Central questions still have to be addressed. Are all CDE/CHR promoters regulated by the same protein complex? Will changes in the sequence of a CDE/CHR tandem site lead to a recruitment of different proteins? Are class I and class II promoters bound by different protein complexes? Why are some promoters class I in mouse and class II in humans, and vice versa, as demonstrated for cyclin B genes? How are class II promoters, which do not contain a functional CDE, regulated? If the DREAM complex is the main regulator of CDE/CHR cell cycle genes, to which promoter sites does it bind during any particular phase of the cell cycle? What is the exact mechanism of p53-dependent downregulation of CDE/CHR genes? Is this mechanism the same for all promoters?

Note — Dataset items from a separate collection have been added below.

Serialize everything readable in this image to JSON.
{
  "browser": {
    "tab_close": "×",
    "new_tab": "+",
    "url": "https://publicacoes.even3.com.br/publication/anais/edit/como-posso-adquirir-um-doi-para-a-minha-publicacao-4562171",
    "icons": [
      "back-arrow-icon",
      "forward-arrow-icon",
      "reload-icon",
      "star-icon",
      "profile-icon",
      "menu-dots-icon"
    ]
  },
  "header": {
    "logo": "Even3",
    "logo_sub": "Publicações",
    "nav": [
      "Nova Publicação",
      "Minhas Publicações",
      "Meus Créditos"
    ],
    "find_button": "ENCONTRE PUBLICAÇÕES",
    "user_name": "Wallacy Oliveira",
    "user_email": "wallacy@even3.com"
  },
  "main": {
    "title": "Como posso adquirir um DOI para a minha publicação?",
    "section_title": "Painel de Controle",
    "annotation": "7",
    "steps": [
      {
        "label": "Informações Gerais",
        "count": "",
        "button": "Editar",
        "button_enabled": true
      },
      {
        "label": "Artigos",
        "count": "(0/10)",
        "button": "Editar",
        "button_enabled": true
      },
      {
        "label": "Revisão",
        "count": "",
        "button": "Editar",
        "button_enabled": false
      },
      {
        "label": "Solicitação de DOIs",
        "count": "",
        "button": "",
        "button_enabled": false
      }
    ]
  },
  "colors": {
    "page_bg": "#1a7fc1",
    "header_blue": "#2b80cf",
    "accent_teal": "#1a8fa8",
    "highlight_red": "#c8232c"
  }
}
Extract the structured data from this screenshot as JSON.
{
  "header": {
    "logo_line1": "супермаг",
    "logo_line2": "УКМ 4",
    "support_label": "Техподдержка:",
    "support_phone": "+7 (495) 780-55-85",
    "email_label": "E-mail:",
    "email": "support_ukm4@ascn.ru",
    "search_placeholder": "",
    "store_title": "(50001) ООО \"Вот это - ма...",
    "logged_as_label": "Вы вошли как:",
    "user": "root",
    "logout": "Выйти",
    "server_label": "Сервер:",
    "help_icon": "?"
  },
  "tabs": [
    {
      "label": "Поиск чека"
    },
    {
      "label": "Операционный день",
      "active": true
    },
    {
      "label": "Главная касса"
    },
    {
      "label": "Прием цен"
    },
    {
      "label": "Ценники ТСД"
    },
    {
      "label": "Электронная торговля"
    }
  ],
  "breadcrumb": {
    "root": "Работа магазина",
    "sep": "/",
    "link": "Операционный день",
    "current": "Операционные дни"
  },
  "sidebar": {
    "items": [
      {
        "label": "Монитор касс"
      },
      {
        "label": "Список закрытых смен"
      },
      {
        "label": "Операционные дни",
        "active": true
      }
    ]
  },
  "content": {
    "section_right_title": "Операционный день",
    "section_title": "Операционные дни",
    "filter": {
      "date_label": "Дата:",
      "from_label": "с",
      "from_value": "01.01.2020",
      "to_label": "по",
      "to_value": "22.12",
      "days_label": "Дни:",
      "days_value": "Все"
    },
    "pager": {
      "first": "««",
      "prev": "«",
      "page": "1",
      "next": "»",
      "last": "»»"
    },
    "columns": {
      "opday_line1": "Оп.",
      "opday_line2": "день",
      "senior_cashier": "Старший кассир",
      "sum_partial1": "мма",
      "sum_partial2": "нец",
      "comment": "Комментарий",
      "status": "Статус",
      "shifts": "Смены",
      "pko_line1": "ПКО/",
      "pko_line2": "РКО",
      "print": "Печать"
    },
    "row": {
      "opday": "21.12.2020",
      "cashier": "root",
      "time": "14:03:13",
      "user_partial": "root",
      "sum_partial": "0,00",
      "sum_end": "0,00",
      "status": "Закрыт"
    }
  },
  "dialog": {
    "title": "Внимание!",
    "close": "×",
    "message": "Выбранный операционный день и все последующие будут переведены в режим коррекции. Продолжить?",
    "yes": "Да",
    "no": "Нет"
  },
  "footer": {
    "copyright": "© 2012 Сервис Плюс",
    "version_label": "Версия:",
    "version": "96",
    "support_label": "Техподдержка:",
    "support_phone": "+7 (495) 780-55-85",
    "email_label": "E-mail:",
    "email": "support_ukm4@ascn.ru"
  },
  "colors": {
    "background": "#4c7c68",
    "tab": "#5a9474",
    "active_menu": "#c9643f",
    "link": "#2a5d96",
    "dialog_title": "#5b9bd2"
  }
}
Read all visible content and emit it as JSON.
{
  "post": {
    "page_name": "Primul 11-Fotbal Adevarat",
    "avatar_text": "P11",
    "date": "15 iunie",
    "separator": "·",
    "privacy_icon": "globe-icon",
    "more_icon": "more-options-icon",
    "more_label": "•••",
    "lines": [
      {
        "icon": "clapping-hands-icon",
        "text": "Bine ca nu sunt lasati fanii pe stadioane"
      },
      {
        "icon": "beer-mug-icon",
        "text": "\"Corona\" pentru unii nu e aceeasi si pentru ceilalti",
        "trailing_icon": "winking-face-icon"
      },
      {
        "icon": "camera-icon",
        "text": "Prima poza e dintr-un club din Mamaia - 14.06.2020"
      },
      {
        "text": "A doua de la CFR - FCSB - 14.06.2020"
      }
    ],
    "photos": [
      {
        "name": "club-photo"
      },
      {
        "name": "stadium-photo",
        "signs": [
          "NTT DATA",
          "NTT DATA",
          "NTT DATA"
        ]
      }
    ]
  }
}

More than a decade after the initial observation of the tandem site, CDE/CHR-dependent regulation has been established for many central genes involved in cell cycle control. The CDE is demonstrated to be different from classical E2F elements. Class II promoters have been identified as controlled by just a CHR and to lack a functional CDE. Links have been discovered from CDE/CHR promoter control to pathways regulated by p53, E2F and the pRB family.

Acknowledgements

G.A.M. was the recipient of a graduate fellowship awarded by the Freistaat Sachsen. Research in our group was supported by the Bundesministerium für Bildung und Forschung (BMBF) through the Interdisciplinary Center for Clinical Research (IZKF) at the University of Leipzig and the Deutsche Forschungsgemeinschaft by grants SPP 314, EN 218/6-1 and 6-2 (to K. E.).